On 30 May 2014, she made her return to the ITV daytime show Loose Women. It was announced on the programme that she would become a regular panellist again.

She featured on the TV show My Life on a Plate on 10 September 2017; chef Brian Turner accompanied her on a trip to key locations from her childhood in Yorkshire, where she was taught by her parents to make the most out of what was available. The chef then created two dishes that wove nostalgia and the taste of home together.

==Personal life==
Garrett married in May 1991: her husband, Dr Peter Christian, is a retired G.P. in Muswell Hill. They have a son, Jeremy, and a daughter, Chloe. The family home is in north London.

==Discography==
As a recording artist, Garrett has released eleven solo albums. Many of them have been successful, receiving gold and silver status. Soprano in Red received the Gramophone Award for "Best-selling Classical Artist of the Year". Garrett was also a featured artist on the platinum selling "Perfect Day" single released by the BBC in aid of Children in Need.

Garrett created the role of Cathy in the London studio recording of Bernard J. Taylor's operatic version of Wuthering Heights, which also featured Dave Willetts, Bonnie Langford and other leading British musical theatre performers. Her rendition of "I Belong to the Earth" was included on two of her solo albums.

Other recordings include complete audio operas: Mozart's The Magic Flute (Papagena) conducted by Sir Charles Mackerras, Mozart's Così fan tutte (Despina), also conducted by Mackerras and Yum-Yum in the audio and video recordings of the Jonathan Miller production of The Mikado from ENO, in which she played the leading soprano role, Yum-Yum. She appears on two other DVDs of complete works from English National Opera, Handel's Ariodante (Dalinda) and Xerxes (Atalanta). In the video of the 1984 Glyndebourne L'incoronazione di Poppea under Raymond Leppard, she sings Nutrice and Valletto.

Garrett's only credit on a hit single was on a version of "Ave Maria", which she performed with leukaemia sufferer Amanda Thompson for the television programme Hearts of Gold, which reached no. 16 in the UK singles chart at the end of November 1993.

===Solo albums===
- Studio
- Diva!
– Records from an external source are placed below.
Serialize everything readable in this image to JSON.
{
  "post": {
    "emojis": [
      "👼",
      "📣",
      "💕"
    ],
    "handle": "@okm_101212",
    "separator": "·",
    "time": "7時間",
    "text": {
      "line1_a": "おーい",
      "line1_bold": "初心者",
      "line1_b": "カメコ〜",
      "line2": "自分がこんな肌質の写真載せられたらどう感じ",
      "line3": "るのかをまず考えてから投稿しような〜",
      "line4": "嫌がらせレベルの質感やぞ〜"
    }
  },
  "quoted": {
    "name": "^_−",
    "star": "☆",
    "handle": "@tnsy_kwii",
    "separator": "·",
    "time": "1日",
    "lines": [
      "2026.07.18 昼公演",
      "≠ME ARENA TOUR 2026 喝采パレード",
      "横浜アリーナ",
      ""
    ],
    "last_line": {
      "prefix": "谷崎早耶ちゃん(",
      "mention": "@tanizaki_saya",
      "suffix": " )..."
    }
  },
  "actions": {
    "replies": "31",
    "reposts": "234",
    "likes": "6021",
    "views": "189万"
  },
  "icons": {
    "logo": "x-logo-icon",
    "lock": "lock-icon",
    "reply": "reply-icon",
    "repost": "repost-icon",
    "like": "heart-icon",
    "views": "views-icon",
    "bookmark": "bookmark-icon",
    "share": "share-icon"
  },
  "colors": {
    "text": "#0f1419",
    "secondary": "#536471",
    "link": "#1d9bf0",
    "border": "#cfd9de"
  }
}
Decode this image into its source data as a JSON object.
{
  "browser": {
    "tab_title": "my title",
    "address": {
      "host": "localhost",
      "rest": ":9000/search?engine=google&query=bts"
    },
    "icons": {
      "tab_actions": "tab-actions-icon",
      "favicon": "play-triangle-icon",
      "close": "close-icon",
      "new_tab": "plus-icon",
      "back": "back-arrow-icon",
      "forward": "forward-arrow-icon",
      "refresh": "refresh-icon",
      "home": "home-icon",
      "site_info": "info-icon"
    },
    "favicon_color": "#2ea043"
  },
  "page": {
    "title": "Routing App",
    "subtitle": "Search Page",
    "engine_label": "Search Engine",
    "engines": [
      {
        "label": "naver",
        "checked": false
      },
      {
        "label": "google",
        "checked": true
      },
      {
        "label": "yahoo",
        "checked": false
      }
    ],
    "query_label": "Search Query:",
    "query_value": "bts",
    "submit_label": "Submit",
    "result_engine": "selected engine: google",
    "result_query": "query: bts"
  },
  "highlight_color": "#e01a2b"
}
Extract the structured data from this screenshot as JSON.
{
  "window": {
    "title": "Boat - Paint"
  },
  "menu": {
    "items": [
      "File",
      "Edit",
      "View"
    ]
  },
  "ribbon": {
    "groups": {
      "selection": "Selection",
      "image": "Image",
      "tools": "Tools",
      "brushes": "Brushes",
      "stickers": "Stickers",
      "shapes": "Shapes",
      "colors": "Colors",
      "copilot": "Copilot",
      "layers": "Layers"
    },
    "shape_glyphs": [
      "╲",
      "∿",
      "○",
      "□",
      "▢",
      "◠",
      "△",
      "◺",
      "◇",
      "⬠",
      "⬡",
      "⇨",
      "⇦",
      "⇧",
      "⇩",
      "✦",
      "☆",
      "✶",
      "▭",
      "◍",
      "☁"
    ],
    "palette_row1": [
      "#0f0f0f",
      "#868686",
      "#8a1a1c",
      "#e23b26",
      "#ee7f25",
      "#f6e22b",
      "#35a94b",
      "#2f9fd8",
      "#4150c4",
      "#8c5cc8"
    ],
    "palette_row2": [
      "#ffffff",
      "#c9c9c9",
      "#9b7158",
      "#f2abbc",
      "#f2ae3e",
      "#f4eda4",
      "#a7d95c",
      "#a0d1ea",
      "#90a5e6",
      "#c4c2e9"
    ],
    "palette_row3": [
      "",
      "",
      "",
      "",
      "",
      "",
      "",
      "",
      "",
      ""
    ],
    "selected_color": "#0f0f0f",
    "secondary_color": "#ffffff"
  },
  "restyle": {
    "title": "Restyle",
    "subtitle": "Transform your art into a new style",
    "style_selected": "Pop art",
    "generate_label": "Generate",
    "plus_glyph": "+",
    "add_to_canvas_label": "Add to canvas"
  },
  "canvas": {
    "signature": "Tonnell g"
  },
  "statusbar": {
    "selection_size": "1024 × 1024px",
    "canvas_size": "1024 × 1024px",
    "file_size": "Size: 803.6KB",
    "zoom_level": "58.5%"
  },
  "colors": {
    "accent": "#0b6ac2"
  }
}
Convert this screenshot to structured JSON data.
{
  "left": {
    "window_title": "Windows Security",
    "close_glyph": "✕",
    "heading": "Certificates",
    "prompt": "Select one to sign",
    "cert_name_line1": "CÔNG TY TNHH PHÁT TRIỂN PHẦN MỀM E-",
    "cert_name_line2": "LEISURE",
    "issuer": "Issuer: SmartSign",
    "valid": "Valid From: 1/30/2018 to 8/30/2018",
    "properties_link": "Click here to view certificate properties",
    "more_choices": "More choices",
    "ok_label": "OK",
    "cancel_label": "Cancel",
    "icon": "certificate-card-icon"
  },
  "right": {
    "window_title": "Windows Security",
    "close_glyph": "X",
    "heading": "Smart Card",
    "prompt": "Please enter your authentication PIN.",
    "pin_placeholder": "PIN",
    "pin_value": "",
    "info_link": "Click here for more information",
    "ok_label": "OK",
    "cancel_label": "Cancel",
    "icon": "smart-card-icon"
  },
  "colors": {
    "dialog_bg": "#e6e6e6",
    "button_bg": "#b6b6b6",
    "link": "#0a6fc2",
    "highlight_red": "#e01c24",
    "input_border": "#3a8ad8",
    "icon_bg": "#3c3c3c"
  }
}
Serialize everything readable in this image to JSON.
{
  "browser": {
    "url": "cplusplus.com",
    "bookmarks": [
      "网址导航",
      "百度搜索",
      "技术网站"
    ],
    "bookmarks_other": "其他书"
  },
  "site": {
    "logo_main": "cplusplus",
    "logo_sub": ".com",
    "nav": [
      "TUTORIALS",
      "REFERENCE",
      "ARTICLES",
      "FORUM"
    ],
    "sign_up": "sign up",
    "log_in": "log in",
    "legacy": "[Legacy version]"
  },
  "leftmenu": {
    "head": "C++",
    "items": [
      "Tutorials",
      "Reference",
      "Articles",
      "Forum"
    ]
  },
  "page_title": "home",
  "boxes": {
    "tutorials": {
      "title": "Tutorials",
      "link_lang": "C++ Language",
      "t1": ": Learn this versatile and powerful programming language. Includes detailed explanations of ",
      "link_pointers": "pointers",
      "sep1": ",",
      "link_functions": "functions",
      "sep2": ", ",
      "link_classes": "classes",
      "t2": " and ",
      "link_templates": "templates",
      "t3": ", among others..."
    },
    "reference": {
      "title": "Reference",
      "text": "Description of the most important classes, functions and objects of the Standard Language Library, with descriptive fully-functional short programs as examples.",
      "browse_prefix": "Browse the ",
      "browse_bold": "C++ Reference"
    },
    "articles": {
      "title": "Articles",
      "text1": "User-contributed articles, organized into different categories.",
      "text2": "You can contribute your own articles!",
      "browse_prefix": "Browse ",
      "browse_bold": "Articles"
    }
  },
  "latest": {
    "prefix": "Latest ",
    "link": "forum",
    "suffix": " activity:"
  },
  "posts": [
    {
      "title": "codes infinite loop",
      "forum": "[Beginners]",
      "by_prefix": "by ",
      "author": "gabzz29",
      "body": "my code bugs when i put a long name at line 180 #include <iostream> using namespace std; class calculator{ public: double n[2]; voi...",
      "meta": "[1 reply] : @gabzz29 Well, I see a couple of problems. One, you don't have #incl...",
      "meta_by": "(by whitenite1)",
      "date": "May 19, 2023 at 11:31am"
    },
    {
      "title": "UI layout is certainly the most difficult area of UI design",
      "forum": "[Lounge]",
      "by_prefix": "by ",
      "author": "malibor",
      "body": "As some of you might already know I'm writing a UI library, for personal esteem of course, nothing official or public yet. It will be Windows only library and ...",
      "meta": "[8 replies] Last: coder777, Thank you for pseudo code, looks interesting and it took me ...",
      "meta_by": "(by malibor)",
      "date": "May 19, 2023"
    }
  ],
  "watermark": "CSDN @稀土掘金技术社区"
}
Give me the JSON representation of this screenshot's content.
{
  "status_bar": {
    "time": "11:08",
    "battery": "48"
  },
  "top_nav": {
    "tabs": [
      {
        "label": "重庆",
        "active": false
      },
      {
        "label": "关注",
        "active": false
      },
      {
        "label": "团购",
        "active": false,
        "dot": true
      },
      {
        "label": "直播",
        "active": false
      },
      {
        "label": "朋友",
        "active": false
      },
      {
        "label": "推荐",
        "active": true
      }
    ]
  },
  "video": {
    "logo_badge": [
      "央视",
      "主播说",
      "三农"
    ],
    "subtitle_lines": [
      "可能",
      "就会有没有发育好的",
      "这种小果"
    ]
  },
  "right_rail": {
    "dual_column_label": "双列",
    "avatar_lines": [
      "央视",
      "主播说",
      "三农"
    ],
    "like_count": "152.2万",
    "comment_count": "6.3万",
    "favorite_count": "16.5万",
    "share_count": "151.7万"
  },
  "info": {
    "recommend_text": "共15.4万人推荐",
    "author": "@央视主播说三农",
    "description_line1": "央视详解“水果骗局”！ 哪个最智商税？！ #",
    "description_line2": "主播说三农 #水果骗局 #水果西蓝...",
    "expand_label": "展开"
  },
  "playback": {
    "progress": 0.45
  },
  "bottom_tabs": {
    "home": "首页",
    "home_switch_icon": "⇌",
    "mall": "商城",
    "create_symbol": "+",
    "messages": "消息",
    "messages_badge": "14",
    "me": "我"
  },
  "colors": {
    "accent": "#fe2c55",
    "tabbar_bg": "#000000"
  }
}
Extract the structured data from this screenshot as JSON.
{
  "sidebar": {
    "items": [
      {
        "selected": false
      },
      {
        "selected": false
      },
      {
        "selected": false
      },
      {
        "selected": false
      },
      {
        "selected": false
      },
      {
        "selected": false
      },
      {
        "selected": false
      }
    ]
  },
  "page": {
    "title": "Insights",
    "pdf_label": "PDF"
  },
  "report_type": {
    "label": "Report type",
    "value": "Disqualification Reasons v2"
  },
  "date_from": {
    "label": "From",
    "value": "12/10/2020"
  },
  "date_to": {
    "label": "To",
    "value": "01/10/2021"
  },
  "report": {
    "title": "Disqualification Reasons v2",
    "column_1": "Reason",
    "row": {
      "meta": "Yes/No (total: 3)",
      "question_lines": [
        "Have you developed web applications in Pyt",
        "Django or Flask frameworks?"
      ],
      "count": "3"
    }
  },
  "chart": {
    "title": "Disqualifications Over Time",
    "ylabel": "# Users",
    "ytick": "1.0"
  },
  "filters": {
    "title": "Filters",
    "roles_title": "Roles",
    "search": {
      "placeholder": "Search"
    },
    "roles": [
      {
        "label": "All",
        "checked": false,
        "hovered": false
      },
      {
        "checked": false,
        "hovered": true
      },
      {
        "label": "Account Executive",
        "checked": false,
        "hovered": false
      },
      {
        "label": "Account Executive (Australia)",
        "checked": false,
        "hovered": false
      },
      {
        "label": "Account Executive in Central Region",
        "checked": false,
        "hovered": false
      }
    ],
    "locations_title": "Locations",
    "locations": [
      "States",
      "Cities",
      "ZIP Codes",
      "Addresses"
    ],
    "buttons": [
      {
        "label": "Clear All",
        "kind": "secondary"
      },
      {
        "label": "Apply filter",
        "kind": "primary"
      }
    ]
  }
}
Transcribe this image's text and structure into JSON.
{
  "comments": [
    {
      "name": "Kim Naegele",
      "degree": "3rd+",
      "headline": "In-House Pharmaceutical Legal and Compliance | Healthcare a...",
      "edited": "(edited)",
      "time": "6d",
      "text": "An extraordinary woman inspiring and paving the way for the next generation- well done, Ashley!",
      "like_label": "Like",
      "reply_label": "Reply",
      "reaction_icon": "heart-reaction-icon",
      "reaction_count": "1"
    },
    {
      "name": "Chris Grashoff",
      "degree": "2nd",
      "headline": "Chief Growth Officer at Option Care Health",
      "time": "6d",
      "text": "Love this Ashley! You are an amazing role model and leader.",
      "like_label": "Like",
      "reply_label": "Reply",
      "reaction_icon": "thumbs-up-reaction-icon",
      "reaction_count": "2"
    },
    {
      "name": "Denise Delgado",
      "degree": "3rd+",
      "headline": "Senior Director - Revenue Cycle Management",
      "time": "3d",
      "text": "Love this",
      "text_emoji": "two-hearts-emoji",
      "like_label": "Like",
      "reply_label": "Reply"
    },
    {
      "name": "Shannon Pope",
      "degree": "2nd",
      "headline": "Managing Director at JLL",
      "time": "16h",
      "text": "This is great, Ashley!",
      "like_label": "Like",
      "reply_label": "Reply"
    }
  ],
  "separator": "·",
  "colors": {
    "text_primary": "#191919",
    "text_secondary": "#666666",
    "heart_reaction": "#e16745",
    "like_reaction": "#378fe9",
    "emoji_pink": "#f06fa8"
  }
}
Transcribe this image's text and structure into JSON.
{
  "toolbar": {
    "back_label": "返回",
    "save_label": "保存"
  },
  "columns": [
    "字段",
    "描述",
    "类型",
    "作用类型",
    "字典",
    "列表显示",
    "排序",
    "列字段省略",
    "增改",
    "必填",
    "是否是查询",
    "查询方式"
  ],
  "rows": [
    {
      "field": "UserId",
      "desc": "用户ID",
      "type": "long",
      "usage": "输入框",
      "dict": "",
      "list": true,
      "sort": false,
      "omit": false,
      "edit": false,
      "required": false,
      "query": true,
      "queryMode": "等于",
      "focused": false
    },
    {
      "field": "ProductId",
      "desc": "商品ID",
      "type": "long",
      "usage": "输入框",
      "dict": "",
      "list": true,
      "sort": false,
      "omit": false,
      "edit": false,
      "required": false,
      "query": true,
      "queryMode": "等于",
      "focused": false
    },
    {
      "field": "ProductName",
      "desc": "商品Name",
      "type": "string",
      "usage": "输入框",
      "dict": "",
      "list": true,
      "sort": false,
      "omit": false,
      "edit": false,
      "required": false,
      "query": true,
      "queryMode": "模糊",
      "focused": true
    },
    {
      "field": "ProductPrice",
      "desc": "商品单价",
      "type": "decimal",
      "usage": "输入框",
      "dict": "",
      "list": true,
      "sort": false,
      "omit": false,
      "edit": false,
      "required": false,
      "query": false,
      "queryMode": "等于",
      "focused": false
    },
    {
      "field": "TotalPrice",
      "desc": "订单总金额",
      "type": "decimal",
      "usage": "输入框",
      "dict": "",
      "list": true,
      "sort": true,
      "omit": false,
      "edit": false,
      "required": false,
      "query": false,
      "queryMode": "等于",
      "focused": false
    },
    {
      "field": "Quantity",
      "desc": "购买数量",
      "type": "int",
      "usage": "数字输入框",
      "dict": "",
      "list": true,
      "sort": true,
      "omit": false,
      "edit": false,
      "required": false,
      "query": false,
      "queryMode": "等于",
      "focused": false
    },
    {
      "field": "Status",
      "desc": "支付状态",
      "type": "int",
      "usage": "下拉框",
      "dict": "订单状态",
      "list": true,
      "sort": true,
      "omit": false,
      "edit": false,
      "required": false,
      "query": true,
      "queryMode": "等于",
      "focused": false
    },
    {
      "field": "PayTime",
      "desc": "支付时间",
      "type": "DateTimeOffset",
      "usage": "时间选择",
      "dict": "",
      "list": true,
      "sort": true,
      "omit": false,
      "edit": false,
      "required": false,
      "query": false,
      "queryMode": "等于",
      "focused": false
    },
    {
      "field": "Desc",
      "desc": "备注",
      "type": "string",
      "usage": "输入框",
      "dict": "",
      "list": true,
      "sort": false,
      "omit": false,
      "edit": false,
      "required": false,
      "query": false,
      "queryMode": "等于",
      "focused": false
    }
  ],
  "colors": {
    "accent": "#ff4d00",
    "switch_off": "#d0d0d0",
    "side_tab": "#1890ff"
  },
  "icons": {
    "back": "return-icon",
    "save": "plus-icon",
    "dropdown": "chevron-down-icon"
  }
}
A Soprano at the Movies (1991) AUS No. 74
- Prima Donna (1992)
- Simple Gifts (1994)
- The Lesley Garrett Album (1994) – UK No. 25
- Soprano in Red (1995) – No. 59
- Soprano in Hollywood (1996) – UK No. 53
- A Soprano Inspired (1997) – UK No. 48
- Lesley Garrett (1998) – UK No. 34
- I Will Wait For You (2000) – UK No. 28
- Travelling Light (2001) – UK No. 75
- The Singer (2002)
- So Deep is the Night (2003)
- When I Fall in Love (2007) – UK No. 11
- Amazing Grace (2008) – UK No. 50
- A North Country Lass (2012) – UK No. 66
- Centre Stage: The Musicals Album (2015)

====Compilation albums====
- The Soprano's Greatest Hits (1997) – UK No. 53
- The Best of Lesley Garrett (2004)

===Solo DVDs===
- Lesley Garrett (1998)
- I Will Wait For You (2000)
- Notes From The Heart (2003)
- Desert Dreams (2004)
- Lesley Garrett: Music from the Movies (2006)
- Lesley Garrett Live At Christmas (2008)

==Bibliography==
- Notes From a Small Soprano – 2000
- Lesley Garrett: My Autobiography* – 2000
- Lesley Garrett Song Collection – 2001

- Reprint of Notes From a Small Soprano with few edits. Also the title of some copies of the audiobook.